The agent explicitly calls `yc-bench sim resume` to advance time. This design:
- Gives the agent control over pacing (plan before advancing)
- Creates a natural decision checkpoint between simulation steps
- Allows multiple CLI queries before committing to advancing
- If the agent stalls (N turns without resume), the loop forces one automatically
## Event System (`events.py`)
### Event Types (Priority Order)
| Priority | Event Type | Trigger |
|----------|-----------|---------|
| 1 | `task_completed` | Task reaches 100% in all domain requirements |
| 2 | `bankruptcy` | Funds drop below zero after payroll |
| 3 | `task_half` | Task reaches 50% progress milestone |
| 4 | `horizon_end` | Simulation time limit reached |
### Design Choice: Fixed Priority Ordering
Events at the same timestamp are processed in strict priority order.
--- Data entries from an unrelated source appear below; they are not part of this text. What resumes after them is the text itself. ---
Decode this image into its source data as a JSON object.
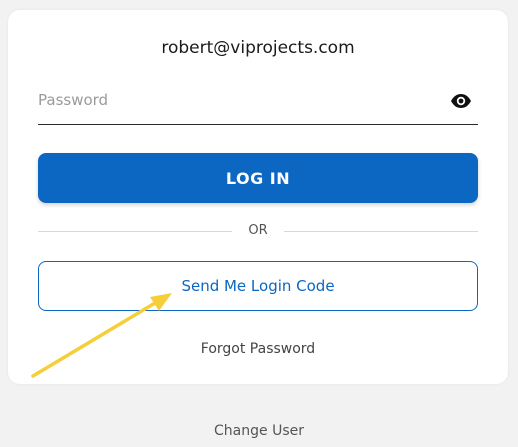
{
  "account": {
    "email": "robert@viprojects.com"
  },
  "password": {
    "placeholder": "Password",
    "value": ""
  },
  "icons": {
    "show_password": "eye-icon"
  },
  "buttons": {
    "login": "LOG IN",
    "send_code": "Send Me Login Code"
  },
  "divider": {
    "text": "OR"
  },
  "links": {
    "forgot_password": "Forgot Password",
    "change_user": "Change User"
  },
  "colors": {
    "primary": "#0b67c2",
    "background": "#f2f2f2",
    "card": "#ffffff",
    "annotation_arrow": "#f5cf3a"
  }
}
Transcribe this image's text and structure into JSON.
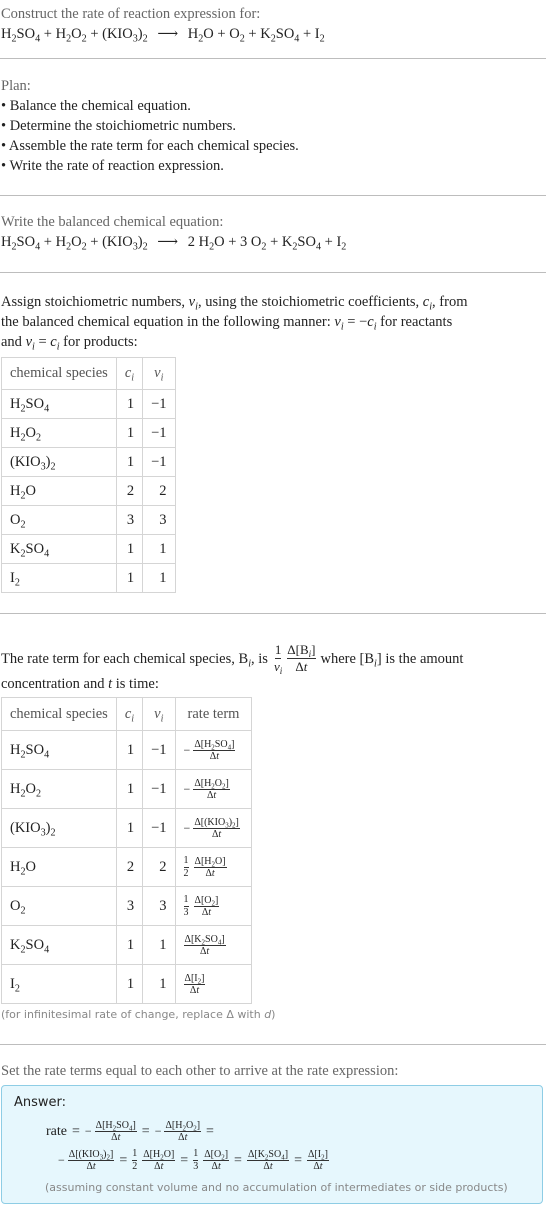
{
  "intro": {
    "heading": "Construct the rate of reaction expression for:",
    "reaction": {
      "reactants": [
        "H2SO4",
        "H2O2",
        "(KIO3)2"
      ],
      "products": [
        "H2O",
        "O2",
        "K2SO4",
        "I2"
      ],
      "arrow": "⟶"
    }
  },
  "plan": {
    "heading": "Plan:",
    "steps": [
      "• Balance the chemical equation.",
      "• Determine the stoichiometric numbers.",
      "• Assemble the rate term for each chemical species.",
      "• Write the rate of reaction expression."
    ]
  },
  "balanced": {
    "heading": "Write the balanced chemical equation:",
    "equation": "H2SO4 + H2O2 + (KIO3)2 ⟶ 2 H2O + 3 O2 + K2SO4 + I2"
  },
  "stoich": {
    "text_line1": "Assign stoichiometric numbers, νi, using the stoichiometric coefficients, ci, from",
    "text_line2": "the balanced chemical equation in the following manner: νi = −ci for reactants",
    "text_line3": "and νi = ci for products:",
    "table": {
      "headers": [
        "chemical species",
        "ci",
        "νi"
      ],
      "rows": [
        {
          "species": "H2SO4",
          "c": "1",
          "nu": "−1"
        },
        {
          "species": "H2O2",
          "c": "1",
          "nu": "−1"
        },
        {
          "species": "(KIO3)2",
          "c": "1",
          "nu": "−1"
        },
        {
          "species": "H2O",
          "c": "2",
          "nu": "2"
        },
        {
          "species": "O2",
          "c": "3",
          "nu": "3"
        },
        {
          "species": "K2SO4",
          "c": "1",
          "nu": "1"
        },
        {
          "species": "I2",
          "c": "1",
          "nu": "1"
        }
      ]
    }
  },
  "rate_terms": {
    "text_part1": "The rate term for each chemical species, Bi, is",
    "text_part2": "where [Bi] is the amount",
    "text_line2": "concentration and t is time:",
    "table": {
      "headers": [
        "chemical species",
        "ci",
        "νi",
        "rate term"
      ],
      "rows": [
        {
          "species": "H2SO4",
          "c": "1",
          "nu": "−1",
          "sign": "−",
          "coef": "",
          "conc": "Δ[H2SO4]",
          "den": "Δt"
        },
        {
          "species": "H2O2",
          "c": "1",
          "nu": "−1",
          "sign": "−",
          "coef": "",
          "conc": "Δ[H2O2]",
          "den": "Δt"
        },
        {
          "species": "(KIO3)2",
          "c": "1",
          "nu": "−1",
          "sign": "−",
          "coef": "",
          "conc": "Δ[(KIO3)2]",
          "den": "Δt"
        },
        {
          "species": "H2O",
          "c": "2",
          "nu": "2",
          "sign": "",
          "coef": "1/2",
          "conc": "Δ[H2O]",
          "den": "Δt"
        },
        {
          "species": "O2",
          "c": "3",
          "nu": "3",
          "sign": "",
          "coef": "1/3",
          "conc": "Δ[O2]",
          "den": "Δt"
        },
        {
          "species": "K2SO4",
          "c": "1",
          "nu": "1",
          "sign": "",
          "coef": "",
          "conc": "Δ[K2SO4]",
          "den": "Δt"
        },
        {
          "species": "I2",
          "c": "1",
          "nu": "1",
          "sign": "",
          "coef": "",
          "conc": "Δ[I2]",
          "den": "Δt"
        }
      ],
      "footnote": "(for infinitesimal rate of change, replace Δ with d)"
    }
  },
  "final": {
    "heading": "Set the rate terms equal to each other to arrive at the rate expression:",
    "answer_label": "Answer:",
    "rate_word": "rate",
    "equals": "=",
    "assumption": "(assuming constant volume and no accumulation of intermediates or side products)"
  },
  "colors": {
    "answer_bg": "#e6f7fd",
    "answer_border": "#8ecde5",
    "divider": "#bdbdbd"
  }
}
This ensures:
- Task completions (and their rewards) are processed before bankruptcy checks
- A task finishing on the same day as payroll can save the company from bankruptcy
- Deterministic behavior regardless of insertion order
### Event Identity (Deterministic UUIDs)
Event IDs use `uuid5` based on payload + timestamp + dedupe_key. This means:
- Same world state produces identical event IDs
- Deduplication is automatic (re-inserting same event is a no-op)
- Full reproducibility across runs with same seed
## Event Handlers (`handlers/`)
### `task_complete.py`
- Finalizes all domain progress to 100%
- Success check: `sim_time <= deadline`
- On success: add reward funds, add prestige per domain, boost employee skill rates, apply 1% salary bump
- On failure (late): apply prestige penalty per domain (configurable multiplier)
### `task_half.py`
- Marks progress milestone reached
- Informational event for agent awareness (no state changes beyond flag)
### `bankruptcy.py`
- Triggered when `funds_cents < 0` after payroll
- Terminates the simulation with bankruptcy outcome
### `horizon_end.py`
- Triggered at configured simulation end date
- Terminates the simulation with final scoring
## Progress Tracking (`progress.py`)
### Effective Rate Calculation
```
effective_rate = base_rate_per_hour / num_active_tasks_for_this_employee
```
**Design choice**: Throughput splitting creates a resource allocation puzzle. An employee assigned to 3 tasks works at 1/3 speed on each. The agent must balance parallelism vs. focus.
### Progress Flush
When `advance_time()` runs, it calculates work done since the last flush:
```
work = effective_rate × business_hours_elapsed
completed_qty += work (capped at required_qty)
```
## Business Time (`business_time.py`)
### Design Choice: Business Hours Only
Work only happens during business hours (weekdays, configurable hours per day). This adds:
- Realistic scheduling constraints
- Weekend gaps that affect deadline calculations
- A reason for the agent to think about calendar timing
## ETA Solver (`eta.py`)
### Completion Time
```
solve_task_completion_time():
For each domain d:
remaining[d] = required_qty[d] - completed_qty[d]
rate[d] = sum(effective_rate for assigned employees with skill in d)
time[d] = remaining[d] / rate[d]
completion_time = max(time[d]) across all domains
```
### Design Choice: Multi-Domain Bottleneck
A task completes when ALL domains finish. The slowest domain determines completion time. This creates interesting assignment puzzles where the agent must identify and address bottlenecks.
### Halfway Time
Used for progress milestone events. Calculated as the weighted midpoint across domains.
## Prestige Decay
```
apply_prestige_decay(session, company_id, days_elapsed, cfg):
for each domain:
prestige -= decay_per_day × days_elapsed
prestige = max(prestige, prestige_min) # floor at 1.0
```
**Design choice**: Decay prevents "set and forget" strategies. The agent must continuously work in domains to maintain access to high-tier tasks. Neglected domains revert to baseline.